Отношения свои с Кирой Андреевной Чижегов считал баловством, ничего более. Прошел год с лишним с того июньского дня, и Чижегову казалось, что ничего не изменилось. В Ленинграде он почти не вспоминал о Кире Андреевне. Появлялась она для него, когда он приезжал в Лыково. Уже в поезде, подъезжая, он представлял, как позвонит к ней в контору и она, узнав его голос, притворно деловым голосом условится… И тут он вспоминал, что надо было бы привезти ей что-нибудь, какой-нибудь пустяк: чулки, кофе, шариковую ручку, — было неловко, что опять он забыл, но тут же он успокаивал себя тем, что, может, и ни к чему приучать ее. А может, и ей самой странным показался бы такой подарок».
«Цельность гранинского творчества с учебной наглядностью подтверждают повести начала 70-х годов. Помимо уже названных в этом ряду встает еще «Однофамилец», произведение с наибольшим, пожалуй, эпическим размахом и в силу этого с более глубоким проникновением в противоречивую сложность жизни.

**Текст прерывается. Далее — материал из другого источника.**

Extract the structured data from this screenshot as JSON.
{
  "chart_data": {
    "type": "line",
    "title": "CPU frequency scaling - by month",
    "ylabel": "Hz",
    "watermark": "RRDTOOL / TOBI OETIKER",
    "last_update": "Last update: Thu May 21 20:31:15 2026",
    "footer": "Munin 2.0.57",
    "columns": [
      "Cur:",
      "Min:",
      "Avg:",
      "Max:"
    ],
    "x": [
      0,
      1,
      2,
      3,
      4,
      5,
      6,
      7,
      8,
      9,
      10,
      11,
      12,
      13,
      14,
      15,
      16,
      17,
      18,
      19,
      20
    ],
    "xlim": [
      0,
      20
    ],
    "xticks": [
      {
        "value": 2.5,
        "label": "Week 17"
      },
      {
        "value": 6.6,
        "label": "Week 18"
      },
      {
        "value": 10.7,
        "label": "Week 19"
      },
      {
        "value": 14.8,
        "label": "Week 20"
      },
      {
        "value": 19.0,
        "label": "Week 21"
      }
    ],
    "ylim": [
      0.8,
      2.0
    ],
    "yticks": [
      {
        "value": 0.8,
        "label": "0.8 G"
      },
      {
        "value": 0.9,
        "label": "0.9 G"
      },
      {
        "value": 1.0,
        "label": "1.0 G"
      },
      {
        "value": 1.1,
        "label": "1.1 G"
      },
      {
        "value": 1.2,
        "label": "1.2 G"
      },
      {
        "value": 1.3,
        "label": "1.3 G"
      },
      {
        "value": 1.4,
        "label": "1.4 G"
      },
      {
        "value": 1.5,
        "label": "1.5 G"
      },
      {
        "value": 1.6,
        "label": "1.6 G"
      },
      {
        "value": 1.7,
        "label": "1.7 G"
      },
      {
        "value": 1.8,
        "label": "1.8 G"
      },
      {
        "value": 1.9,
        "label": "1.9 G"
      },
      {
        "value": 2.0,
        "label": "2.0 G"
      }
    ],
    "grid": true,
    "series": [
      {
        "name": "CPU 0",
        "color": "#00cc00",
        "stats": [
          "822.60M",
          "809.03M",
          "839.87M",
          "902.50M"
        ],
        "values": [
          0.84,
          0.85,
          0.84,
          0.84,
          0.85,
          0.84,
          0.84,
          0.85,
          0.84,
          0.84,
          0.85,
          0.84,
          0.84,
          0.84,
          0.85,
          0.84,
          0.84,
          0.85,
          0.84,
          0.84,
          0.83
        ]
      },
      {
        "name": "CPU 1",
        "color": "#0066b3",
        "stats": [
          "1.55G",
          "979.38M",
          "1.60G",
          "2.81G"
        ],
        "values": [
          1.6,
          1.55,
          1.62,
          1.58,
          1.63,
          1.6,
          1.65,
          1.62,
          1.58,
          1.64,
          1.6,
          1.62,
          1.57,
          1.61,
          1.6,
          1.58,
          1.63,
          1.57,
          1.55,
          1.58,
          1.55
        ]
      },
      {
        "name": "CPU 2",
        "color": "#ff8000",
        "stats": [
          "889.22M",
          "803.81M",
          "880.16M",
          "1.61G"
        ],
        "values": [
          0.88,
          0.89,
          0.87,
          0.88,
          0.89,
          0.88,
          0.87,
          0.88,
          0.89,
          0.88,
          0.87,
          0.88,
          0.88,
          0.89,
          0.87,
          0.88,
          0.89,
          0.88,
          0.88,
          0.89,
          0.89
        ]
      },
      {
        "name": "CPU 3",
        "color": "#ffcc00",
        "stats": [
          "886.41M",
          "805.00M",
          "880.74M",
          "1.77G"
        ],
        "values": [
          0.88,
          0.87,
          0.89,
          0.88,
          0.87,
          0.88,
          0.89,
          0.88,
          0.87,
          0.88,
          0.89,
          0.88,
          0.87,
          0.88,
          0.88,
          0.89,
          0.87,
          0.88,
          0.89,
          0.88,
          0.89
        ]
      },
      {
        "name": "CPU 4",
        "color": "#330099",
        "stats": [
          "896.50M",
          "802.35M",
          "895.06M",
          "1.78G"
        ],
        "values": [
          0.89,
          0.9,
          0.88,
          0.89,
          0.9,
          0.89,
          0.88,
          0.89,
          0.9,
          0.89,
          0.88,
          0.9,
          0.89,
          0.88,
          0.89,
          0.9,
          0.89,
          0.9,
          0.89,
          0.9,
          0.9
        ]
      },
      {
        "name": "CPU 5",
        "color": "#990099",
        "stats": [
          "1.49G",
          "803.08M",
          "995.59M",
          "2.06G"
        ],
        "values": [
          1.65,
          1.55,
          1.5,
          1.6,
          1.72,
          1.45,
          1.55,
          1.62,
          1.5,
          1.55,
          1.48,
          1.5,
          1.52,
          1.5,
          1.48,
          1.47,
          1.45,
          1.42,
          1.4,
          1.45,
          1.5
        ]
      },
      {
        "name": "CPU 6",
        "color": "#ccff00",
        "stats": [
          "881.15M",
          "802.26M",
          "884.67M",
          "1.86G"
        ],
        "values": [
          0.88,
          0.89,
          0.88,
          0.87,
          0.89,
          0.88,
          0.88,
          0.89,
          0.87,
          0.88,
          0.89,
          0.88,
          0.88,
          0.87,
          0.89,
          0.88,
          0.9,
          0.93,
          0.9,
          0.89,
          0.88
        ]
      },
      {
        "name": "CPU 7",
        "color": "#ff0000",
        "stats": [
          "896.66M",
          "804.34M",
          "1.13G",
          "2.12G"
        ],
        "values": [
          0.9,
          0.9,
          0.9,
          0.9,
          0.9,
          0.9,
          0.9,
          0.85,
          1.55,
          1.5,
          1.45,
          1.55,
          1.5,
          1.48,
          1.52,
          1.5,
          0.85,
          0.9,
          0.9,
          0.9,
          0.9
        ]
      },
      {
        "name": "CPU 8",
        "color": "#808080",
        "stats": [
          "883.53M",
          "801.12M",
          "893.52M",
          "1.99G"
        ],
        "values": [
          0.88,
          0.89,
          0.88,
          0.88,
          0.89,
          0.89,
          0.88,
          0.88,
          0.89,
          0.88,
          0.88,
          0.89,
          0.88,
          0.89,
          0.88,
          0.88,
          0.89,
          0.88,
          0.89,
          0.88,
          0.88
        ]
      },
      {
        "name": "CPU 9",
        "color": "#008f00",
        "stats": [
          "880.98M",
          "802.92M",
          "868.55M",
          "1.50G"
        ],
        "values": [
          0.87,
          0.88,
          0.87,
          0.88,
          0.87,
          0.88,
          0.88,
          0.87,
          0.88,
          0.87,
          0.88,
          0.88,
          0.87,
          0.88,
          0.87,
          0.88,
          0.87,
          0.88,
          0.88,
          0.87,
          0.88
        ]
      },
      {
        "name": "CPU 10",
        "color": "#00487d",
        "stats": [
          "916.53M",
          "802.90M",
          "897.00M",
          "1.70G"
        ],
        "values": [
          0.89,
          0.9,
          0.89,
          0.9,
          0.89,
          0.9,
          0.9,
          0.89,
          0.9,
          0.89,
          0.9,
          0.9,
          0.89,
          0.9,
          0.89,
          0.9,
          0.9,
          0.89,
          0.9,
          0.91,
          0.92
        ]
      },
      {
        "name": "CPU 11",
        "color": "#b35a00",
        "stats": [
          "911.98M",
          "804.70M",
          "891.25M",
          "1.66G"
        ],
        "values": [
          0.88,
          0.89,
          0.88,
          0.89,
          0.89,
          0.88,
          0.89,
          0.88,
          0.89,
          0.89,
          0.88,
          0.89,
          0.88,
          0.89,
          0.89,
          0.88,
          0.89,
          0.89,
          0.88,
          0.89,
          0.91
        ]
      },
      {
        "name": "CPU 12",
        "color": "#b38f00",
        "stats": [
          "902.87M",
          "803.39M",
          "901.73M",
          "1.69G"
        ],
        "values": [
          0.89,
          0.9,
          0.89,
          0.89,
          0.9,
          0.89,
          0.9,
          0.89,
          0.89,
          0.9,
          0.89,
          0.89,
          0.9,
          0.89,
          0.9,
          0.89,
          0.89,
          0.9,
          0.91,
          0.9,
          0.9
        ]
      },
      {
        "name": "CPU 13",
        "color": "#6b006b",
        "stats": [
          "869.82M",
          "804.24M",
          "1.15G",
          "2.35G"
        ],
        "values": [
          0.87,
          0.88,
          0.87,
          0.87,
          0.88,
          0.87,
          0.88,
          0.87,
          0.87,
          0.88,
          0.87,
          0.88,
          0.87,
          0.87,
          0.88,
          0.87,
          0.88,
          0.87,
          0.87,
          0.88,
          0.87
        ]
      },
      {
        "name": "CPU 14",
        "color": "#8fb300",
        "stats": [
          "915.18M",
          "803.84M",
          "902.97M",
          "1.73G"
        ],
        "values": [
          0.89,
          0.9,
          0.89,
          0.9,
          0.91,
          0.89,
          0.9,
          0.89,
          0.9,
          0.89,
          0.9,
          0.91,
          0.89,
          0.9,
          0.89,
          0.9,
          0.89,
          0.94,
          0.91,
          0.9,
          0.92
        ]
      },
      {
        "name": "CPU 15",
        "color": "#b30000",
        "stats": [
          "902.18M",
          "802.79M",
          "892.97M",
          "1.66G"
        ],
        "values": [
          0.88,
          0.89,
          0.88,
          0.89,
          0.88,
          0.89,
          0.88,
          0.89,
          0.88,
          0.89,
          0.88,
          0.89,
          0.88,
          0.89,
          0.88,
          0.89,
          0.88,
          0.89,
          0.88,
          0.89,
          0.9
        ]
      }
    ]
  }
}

Композиция повести отлично продумана. Реальное сюжетное время уместилось в несколько часов — от утренней встречи Кузьмина с Алей Лазаревой до вечернего возвращения к семье. Но за этот день читатель вместе с Кузьминым проживает всю его жизнь… Автор в финале отдает Кузьмину очень важную мысль: у каждого человека есть своя нажитая правда. Одно из достоинств гранинской прозы — такие емкие слова-тяжеловесы, которые раскрываются только тем читателям, кто не поленится спуститься в многоярусную шахту подтекста. Когда переживаешь или проживаешь полную событий, волнений, бед и радостей, большую, серьезную жизнь, то от всех перемен, поворотов, падений и подъемов должно остаться нажитое, это твое самое важное, неразменное, доподлинное. Обманы, иллюзии, ошибки — все это рассеялось, испарилось, ушло, а настоящее, нажитое осталось. И это настоящее прежде всего в близости к людям, к жене, сыновьям, к тем самым «трудягам», с которыми были испытаны пусть редкие, но вовек незабвенные минуты духовного единства».
«Кузьмин увидел, как проигрывала она перед Алей. С оптическим увеличением проступили тонкие морщины на шее, блестки седых волос. Набегал второй подбородок. И ему было больно оттого, что она проигрывала перед Алей. Потому что эти морщины были его морщины, и ее тело, руки — всё это было уже неотделимо от него самого.
«Как моя работа, как прожитая жизнь, или нет — нажитая жизнь. Сменить — значит, наверное — изменить. Как предательски схожи все эти слова…»
Зрение его чудесно обострилось — он увидел мелкие трещины на стене, распухшую больную ногу Нади, синие тромбы на икрах, и в то же время видел мелькающие ее молодые ноги в шиповках над гаревой дорожкой стадиона, он видел следы своих былых поцелуев на ее плечах, на груди, и шрам от грудницы, и следы беременностей и болезней. Ясновидение это было неприятно. Мучительно было видеть себя на коленях, когда он стоял, охватив ее ноги, и молил прощения, и когда она его простила, он нес ее на руках по упруго-дощатому тротуару под огромными морозными звездами и был так счастлив…
Куда ж это подевалось? За что, за что он ее так давно не целует?
Он чувствовал, как от этого странного видения всё вокруг меняется, и понимал, что жизнь его тоже должна измениться. Это было странно, потому что он-то как раз старался оставить ее неизменной.